ECB and the Eurosystem explained in 3 min.

The members of the euro area are Austria, Belgium, Cyprus, Estonia, Finland, France, Germany, Greece, Ireland, Italy, Latvia, Lithuania, Luxembourg, Malta, the Netherlands, Portugal, Slovakia, Slovenia and Spain. The Eurosystem consists of these countries’ national central banks (NCBs) and the ECB. The role of the Eurosystem is to administer the use of the world’s second largest currency – the euro – and the monetary policy of the euro area.

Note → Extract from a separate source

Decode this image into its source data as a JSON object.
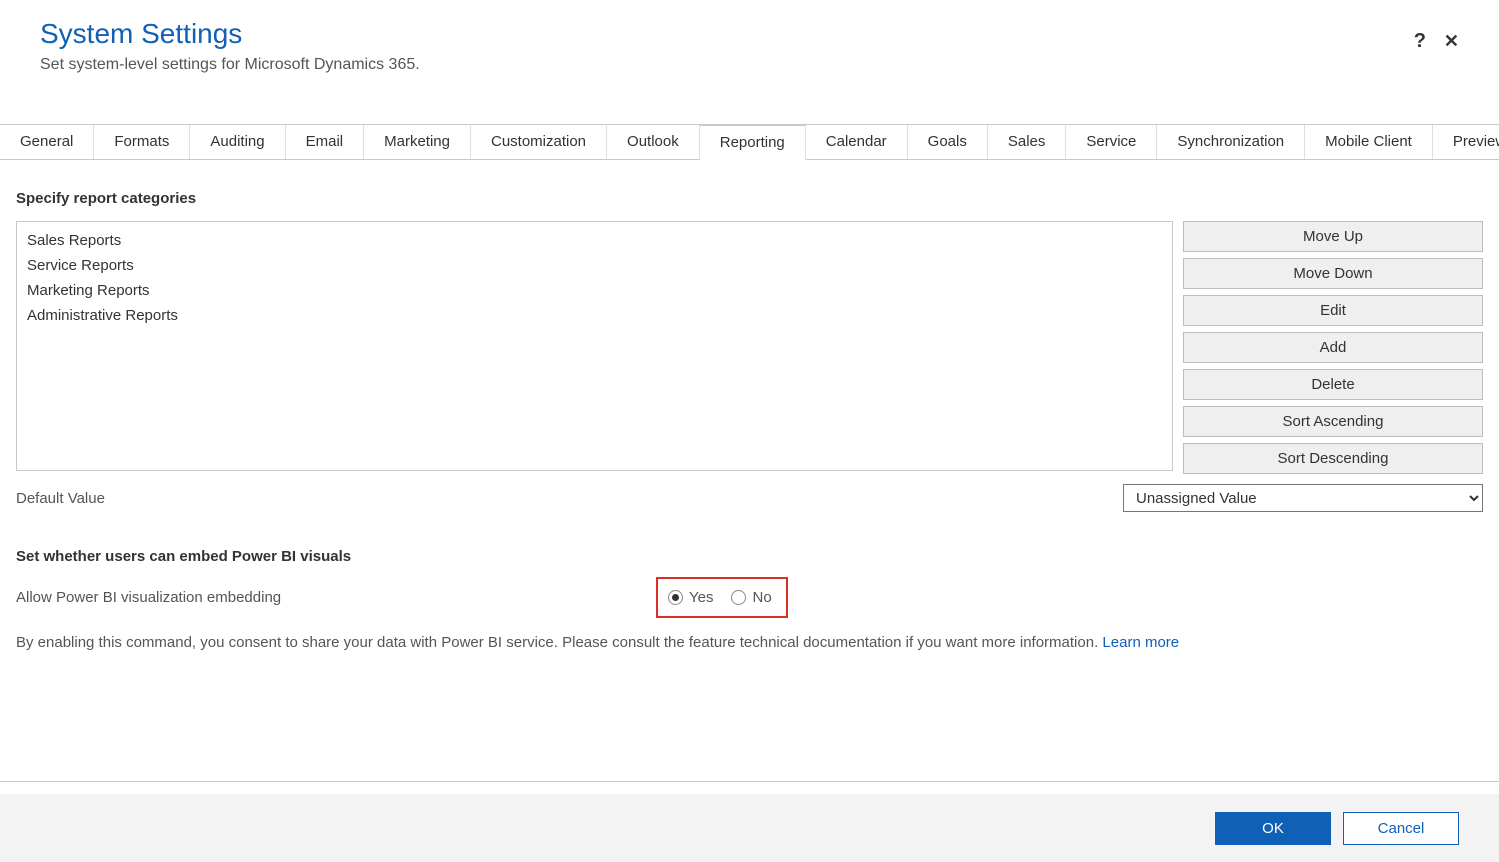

The European System of Central Banks (ESCB) consists of the NCBs participating in the Eurosystem and the NCBs of those EU member states that have not yet introduced the single currency. These countries are Bulgaria, Croatia, the Czech Republic, Denmark, Hungary, Poland, Romania, Sweden and the United Kingdom.

The ECB is answerable for ensuring that the tasks of the Eurosystem are carried out, either through its own activities or via the NCBs. For their part, the euro area NCBs carry out the tasks that fall to the ESCB and the Eurosystem. The NCBs contribute through, for example, participation in a range of committees. The NCBs also have national responsibilities that lie outside the Eurosystem.

The Treaty establishing the European Community accords the Eurosystem absolute independence for executing its duties. The ECB, the Eurosystem NCBs and the members of their decision-making bodies may not seek or take instruction from any outside body.

The primary objective of the Eurosystem is to maintain price stability. It also aims to support the EU's general economic policy, as long as this is not in conflict with the objective of price stability.

The basic tasks of the Eurosystem are:

  • implementation of monetary policy in the euro area
  • conducting foreign exchange operations and the holding and management of the official foreign reserves of the euro area countries
  • issuing of banknotes within the euro area
  • promotion of the smooth operation of payment systems
  • collection of statistical information
  • monitoring of developments in the banking and financial sectors
  • ensuring the smooth flow of communication between the ESCB and the supervisory authorities.